Édito | Août 2010

Un peu de nostalgie.

On m’a souvent conté et reconté ces années passées à revendiquer l’ouverture du mariage civil et de l’adoption. On m’a décrit ces interminables tables rondes au cours desquelles s’affrontaient des intervenants passionnés. J’ai vu briller les yeux de mes interlocuteurs en évoquant ce passé. J’ai souvent regretté d’être si jeune. De n’avoir pas connu la naissance de cette association. D’avoir raté l’inauguration de cette énorme maison de la rue Hors-Château. Une maison arc-en-ciel. Avec des murs, des fenêtres et bientôt des bureaux.

Le temps passe. Le mariage et l’adoption sont une réalité. L’orientation sexuelle est même un critère protégé par la loi anti-discrimination de 2007. Aujourd’hui, si je veux me marier, si je veux être candidat adoptant… j’en ai le droit. Alors, quand je dis que je travaille chez Arc-en-Ciel Wallonie, on me demande souvent: pourquoi? Que fais-tu là-bas? De quoi avez-vous (ou avons-nous) donc encore besoin?

Cette question m’interpelle et à chaque fois je dois serrer un peu les dents pour rester diplomate. Je réponds que non. Je peux me marier et je peux adopter. Donc je suis heureux. Nous sommes tous heureux. Car enfin l’orientation sexuelle n’est plus un problème pour personne. Enfin, la diversité ne fait plus peur. Enfin, si je suis une vieille femme, handicapée, juive, noire et lesbienne, je serai traité avec autant d’égards que ce jeune homme blanc, en pleine santé, catholique et hétérosexuel. Enfin, quand un élève lance un “tapette” ou un “sale pédé” dans une cours de récré, il est sanctionné. Enfin, la transidentité ne fait plus peur. Enfin, je peux dire que je suis séropositif sans qu’une lueur d’inquiétude ne trouble le regard des autres. Enfin, la différence ne fait plus peur.
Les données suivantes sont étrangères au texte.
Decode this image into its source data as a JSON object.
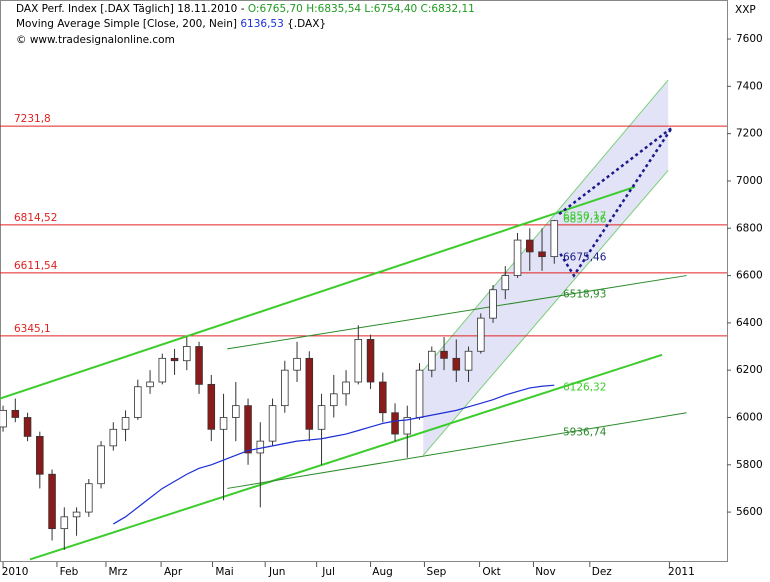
{
  "chart_data": {
    "type": "candlestick",
    "title": "DAX Perf. Index [.DAX  Täglich] 18.11.2010 -",
    "ohlc_text": "O:6765,70 H:6835,54 L:6754,40 C:6832,11",
    "indicator": "Moving Average Simple [Close, 200, Nein]",
    "indicator_value": "6136,53",
    "indicator_symbol": "{.DAX}",
    "source": "© www.tradesignalonline.com",
    "unit": "XXP",
    "xlim": [
      -0.25,
      59.1
    ],
    "ylim": [
      5389,
      7765
    ],
    "yticks": [
      5600,
      5800,
      6000,
      6200,
      6400,
      6600,
      6800,
      7000,
      7200,
      7400,
      7600
    ],
    "xticks": [
      {
        "value": 0,
        "label": "2010"
      },
      {
        "value": 4.4,
        "label": "Feb"
      },
      {
        "value": 8.4,
        "label": "Mrz"
      },
      {
        "value": 12.9,
        "label": "Apr"
      },
      {
        "value": 17.1,
        "label": "Mai"
      },
      {
        "value": 21.4,
        "label": "Jun"
      },
      {
        "value": 25.6,
        "label": "Jul"
      },
      {
        "value": 30,
        "label": "Aug"
      },
      {
        "value": 34.4,
        "label": "Sep"
      },
      {
        "value": 38.9,
        "label": "Okt"
      },
      {
        "value": 43.3,
        "label": "Nov"
      },
      {
        "value": 47.9,
        "label": "Dez"
      },
      {
        "value": 54.4,
        "label": "2011"
      }
    ],
    "open": [
      5960,
      6030,
      6000,
      5920,
      5760,
      5530,
      5580,
      5600,
      5720,
      5880,
      5950,
      6000,
      6130,
      6150,
      6250,
      6240,
      6300,
      6140,
      5950,
      6000,
      6050,
      5850,
      5900,
      6050,
      6200,
      6250,
      5950,
      6050,
      6100,
      6150,
      6330,
      6150,
      6020,
      5930,
      6000,
      6200,
      6280,
      6250,
      6200,
      6280,
      6420,
      6540,
      6600,
      6750,
      6700,
      6680
    ],
    "high": [
      6050,
      6080,
      6020,
      5940,
      5780,
      5620,
      5620,
      5740,
      5900,
      5980,
      6030,
      6160,
      6200,
      6270,
      6290,
      6340,
      6320,
      6180,
      6100,
      6150,
      6080,
      5980,
      6080,
      6240,
      6320,
      6280,
      6100,
      6180,
      6200,
      6390,
      6350,
      6190,
      6060,
      6050,
      6230,
      6300,
      6340,
      6330,
      6300,
      6440,
      6560,
      6640,
      6780,
      6800,
      6800,
      6835
    ],
    "low": [
      5940,
      5980,
      5900,
      5700,
      5480,
      5440,
      5500,
      5580,
      5700,
      5860,
      5900,
      5990,
      6100,
      6140,
      6180,
      6200,
      6100,
      5900,
      5650,
      5900,
      5800,
      5620,
      5880,
      6020,
      6150,
      5900,
      5800,
      6000,
      6050,
      6140,
      6120,
      5980,
      5900,
      5830,
      5990,
      6170,
      6200,
      6150,
      6150,
      6270,
      6400,
      6500,
      6590,
      6620,
      6620,
      6650
    ],
    "close": [
      6030,
      6000,
      5920,
      5760,
      5530,
      5580,
      5600,
      5720,
      5880,
      5950,
      6000,
      6130,
      6150,
      6250,
      6240,
      6300,
      6140,
      5950,
      6000,
      6050,
      5850,
      5900,
      6050,
      6200,
      6250,
      5950,
      6050,
      6100,
      6150,
      6330,
      6150,
      6020,
      5930,
      6000,
      6200,
      6280,
      6250,
      6200,
      6280,
      6420,
      6540,
      6600,
      6750,
      6700,
      6680,
      6832
    ],
    "up_color": "#ffffff",
    "down_color": "#8b1a1a",
    "moving_average": {
      "color": "#1c2fd6",
      "values": [
        null,
        null,
        null,
        null,
        null,
        null,
        null,
        null,
        null,
        5550,
        5580,
        5620,
        5660,
        5700,
        5730,
        5760,
        5785,
        5800,
        5820,
        5840,
        5860,
        5870,
        5880,
        5890,
        5900,
        5905,
        5910,
        5920,
        5930,
        5945,
        5960,
        5975,
        5985,
        5990,
        6000,
        6010,
        6020,
        6030,
        6045,
        6060,
        6075,
        6095,
        6110,
        6125,
        6132,
        6136.53
      ]
    },
    "hlines": [
      {
        "value": 7231.8,
        "label": "7231,8"
      },
      {
        "value": 6814.52,
        "label": "6814,52"
      },
      {
        "value": 6611.54,
        "label": "6611,54"
      },
      {
        "value": 6345.1,
        "label": "6345,1"
      }
    ],
    "hline_color": "#e02020",
    "channel": {
      "color": "#7ad07a",
      "fill": "#dcdcf5",
      "upper": [
        [
          34.3,
          6200
        ],
        [
          54.3,
          7427
        ]
      ],
      "lower": [
        [
          34.3,
          5840
        ],
        [
          54.3,
          7045
        ]
      ]
    },
    "trendlines": [
      {
        "color": "#3ccc2c",
        "width": 2,
        "from": [
          -0.25,
          6080
        ],
        "to": [
          51.6,
          6975
        ]
      },
      {
        "color": "#3ccc2c",
        "width": 2,
        "from": [
          2.2,
          5400
        ],
        "to": [
          53.8,
          6265
        ]
      },
      {
        "color": "#2a8a2a",
        "width": 1,
        "from": [
          18.3,
          6290
        ],
        "to": [
          55.8,
          6600
        ]
      },
      {
        "color": "#2a8a2a",
        "width": 1,
        "from": [
          18.3,
          5700
        ],
        "to": [
          55.8,
          6020
        ]
      }
    ],
    "projection": {
      "color": "#1a1a8a",
      "points": [
        [
          45.4,
          6860
        ],
        [
          54.6,
          7225
        ],
        [
          46.6,
          6600
        ],
        [
          45.4,
          6700
        ]
      ]
    },
    "annotations": [
      {
        "value": 6850.17,
        "label": "6850,17",
        "color": "#3ccc2c"
      },
      {
        "value": 6837.36,
        "label": "6837,36",
        "color": "#3ccc2c"
      },
      {
        "value": 6675.46,
        "label": "6675,46",
        "color": "#1a1a8a"
      },
      {
        "value": 6518.93,
        "label": "6518,93",
        "color": "#2a8a2a"
      },
      {
        "value": 6126.32,
        "label": "6126,32",
        "color": "#3ccc2c"
      },
      {
        "value": 5936.74,
        "label": "5936,74",
        "color": "#2a8a2a"
      }
    ]
  }
}
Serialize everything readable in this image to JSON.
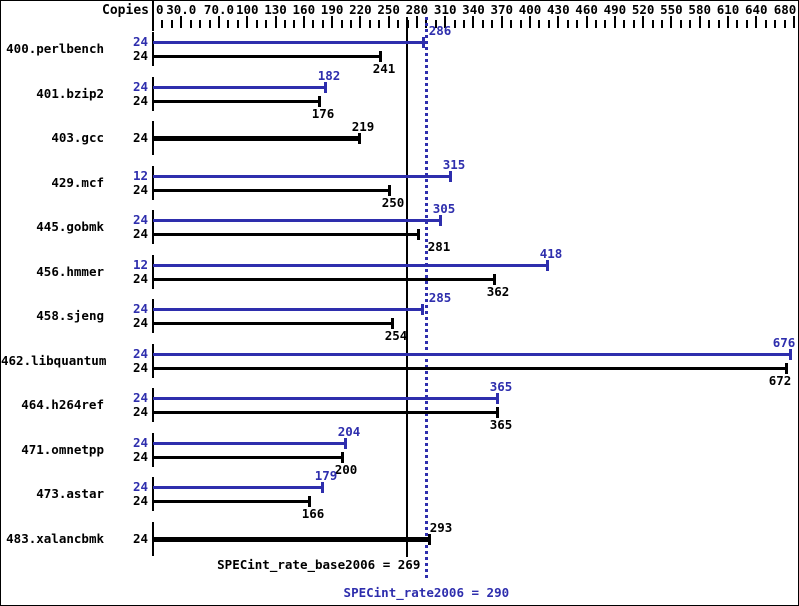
{
  "header": {
    "copies_label": "Copies"
  },
  "colors": {
    "peak_blue": "#2e2ead",
    "base_black": "#000000",
    "background": "#ffffff"
  },
  "footer": {
    "base_line_label": "SPECint_rate_base2006 = 269",
    "peak_line_label": "SPECint_rate2006 = 290"
  },
  "chart_data": {
    "type": "bar",
    "orientation": "horizontal",
    "copies_column_header": "Copies",
    "x_axis": {
      "min": 0,
      "max": 690,
      "minor_tick_step": 10,
      "labeled_ticks": [
        {
          "value": 0,
          "label": "0"
        },
        {
          "value": 30,
          "label": "30.0"
        },
        {
          "value": 70,
          "label": "70.0"
        },
        {
          "value": 100,
          "label": "100"
        },
        {
          "value": 130,
          "label": "130"
        },
        {
          "value": 160,
          "label": "160"
        },
        {
          "value": 190,
          "label": "190"
        },
        {
          "value": 220,
          "label": "220"
        },
        {
          "value": 250,
          "label": "250"
        },
        {
          "value": 280,
          "label": "280"
        },
        {
          "value": 310,
          "label": "310"
        },
        {
          "value": 340,
          "label": "340"
        },
        {
          "value": 370,
          "label": "370"
        },
        {
          "value": 400,
          "label": "400"
        },
        {
          "value": 430,
          "label": "430"
        },
        {
          "value": 460,
          "label": "460"
        },
        {
          "value": 490,
          "label": "490"
        },
        {
          "value": 520,
          "label": "520"
        },
        {
          "value": 550,
          "label": "550"
        },
        {
          "value": 580,
          "label": "580"
        },
        {
          "value": 610,
          "label": "610"
        },
        {
          "value": 640,
          "label": "640"
        },
        {
          "value": 680,
          "label": "680"
        }
      ]
    },
    "benchmarks": [
      {
        "name": "400.perlbench",
        "bars": [
          {
            "kind": "peak",
            "copies": 24,
            "value": 286,
            "label_dx": 17
          },
          {
            "kind": "base",
            "copies": 24,
            "value": 241
          }
        ]
      },
      {
        "name": "401.bzip2",
        "bars": [
          {
            "kind": "peak",
            "copies": 24,
            "value": 182
          },
          {
            "kind": "base",
            "copies": 24,
            "value": 176
          }
        ]
      },
      {
        "name": "403.gcc",
        "bars": [
          {
            "kind": "base_peak",
            "copies": 24,
            "value": 219
          }
        ]
      },
      {
        "name": "429.mcf",
        "bars": [
          {
            "kind": "peak",
            "copies": 12,
            "value": 315
          },
          {
            "kind": "base",
            "copies": 24,
            "value": 250
          }
        ]
      },
      {
        "name": "445.gobmk",
        "bars": [
          {
            "kind": "peak",
            "copies": 24,
            "value": 305
          },
          {
            "kind": "base",
            "copies": 24,
            "value": 281,
            "label_dx": 21
          }
        ]
      },
      {
        "name": "456.hmmer",
        "bars": [
          {
            "kind": "peak",
            "copies": 12,
            "value": 418
          },
          {
            "kind": "base",
            "copies": 24,
            "value": 362
          }
        ]
      },
      {
        "name": "458.sjeng",
        "bars": [
          {
            "kind": "peak",
            "copies": 24,
            "value": 285,
            "label_dx": 18
          },
          {
            "kind": "base",
            "copies": 24,
            "value": 254
          }
        ]
      },
      {
        "name": "462.libquantum",
        "bars": [
          {
            "kind": "peak",
            "copies": 24,
            "value": 676,
            "label_dx": -6
          },
          {
            "kind": "base",
            "copies": 24,
            "value": 672,
            "label_dx": -6
          }
        ]
      },
      {
        "name": "464.h264ref",
        "bars": [
          {
            "kind": "peak",
            "copies": 24,
            "value": 365
          },
          {
            "kind": "base",
            "copies": 24,
            "value": 365
          }
        ]
      },
      {
        "name": "471.omnetpp",
        "bars": [
          {
            "kind": "peak",
            "copies": 24,
            "value": 204
          },
          {
            "kind": "base",
            "copies": 24,
            "value": 200
          }
        ]
      },
      {
        "name": "473.astar",
        "bars": [
          {
            "kind": "peak",
            "copies": 24,
            "value": 179
          },
          {
            "kind": "base",
            "copies": 24,
            "value": 166
          }
        ]
      },
      {
        "name": "483.xalancbmk",
        "bars": [
          {
            "kind": "base_peak",
            "copies": 24,
            "value": 293,
            "label_dx": 12
          }
        ]
      }
    ],
    "reference_lines": [
      {
        "name": "SPECint_rate_base2006",
        "value": 269,
        "style": "solid",
        "color": "#000000"
      },
      {
        "name": "SPECint_rate2006",
        "value": 290,
        "style": "dotted",
        "color": "#2e2ead"
      }
    ]
  }
}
Las. La prévalence du suicide chez les jeunes gays et lesbiennes est environ six fois plus élevée que chez les jeunes hétéros. L’Histoire et la littérature enseignées dans nos écoles sont presque complètement dépouillées de toute référence à l’homosexualité, ne permettant même pas aux jeunes de se penser comme gay, bi ou lesbienne. Les romans, films, musiques que les jeunes consomment célèbrent presqu’exclusivement les amours hétérosexuelles.

La déconstruction des stéréotypes de genre, la lutte contre la transphobie ou la sérophobie, l’égalité entre les couples hétéros et homos, l’égalité homme-femme… tous ces combats sont devant nous. Le champ d’action est gigantesque et nous ne sommes pas très nombreux à en avoir conscience. Nous avons besoin de toutes nos forces pour changer nos propres mentalités, celles de nos proches, de nos amis, nos familles,… Nous avons besoin de toutes et tous.

L’arme dont nous disposons, c’est notre éducation. Notre meilleur outil, c’est nous-mêmes. C’est la connaissance et la compréhension du monde qui nous entoure. C’est la vision du monde qu’on aimerait voir s’épanouir dans la rue ou sur notre lieu de travail. C’est cette vision qui doit confondre les obscurantismes de tout poil et soigner notre myopie sociale.

C’est généralement ce que je réponds à ceux-là qui n’ont pas l’air de voir les dégâts de l’hétérosexisme et de l’homophobie.

Et j’ajoute souvent cette petite histoire d’un enfant, perdu au milieu d’un immense marécage, qui patauge tant bien que mal et puis qui trouve un appui, une portion de terre un peu plus solide sur laquelle il peut s’appuyer. Nous sommes tous un peu cet enfant. Et la culture, les films, les romans, les personnages historiques,… ce sont des lopins de terre sur lesquels on peut s’appuyer. Appuyer nos réflexions. Appuyer nos désirs. Notre identité. Nos ambitions. On ne peut se construire sans culture. On ne peut s’épanouir sans être nourri de culture.

Un jour, je ne serai plus si jeune. Un jour, je sentirai la fatigue. Et j’espère qu’un gosse de 20 ans m’écoutera raconter mes combats. Ceux que nous avons menés après les lois sur le mariage et l’adoption. Ces combats qui ont rendu le monde un peu plus vivable. Et qu’il apercevra mes yeux qui brilleront de la nostalgie de l’ancien combattant.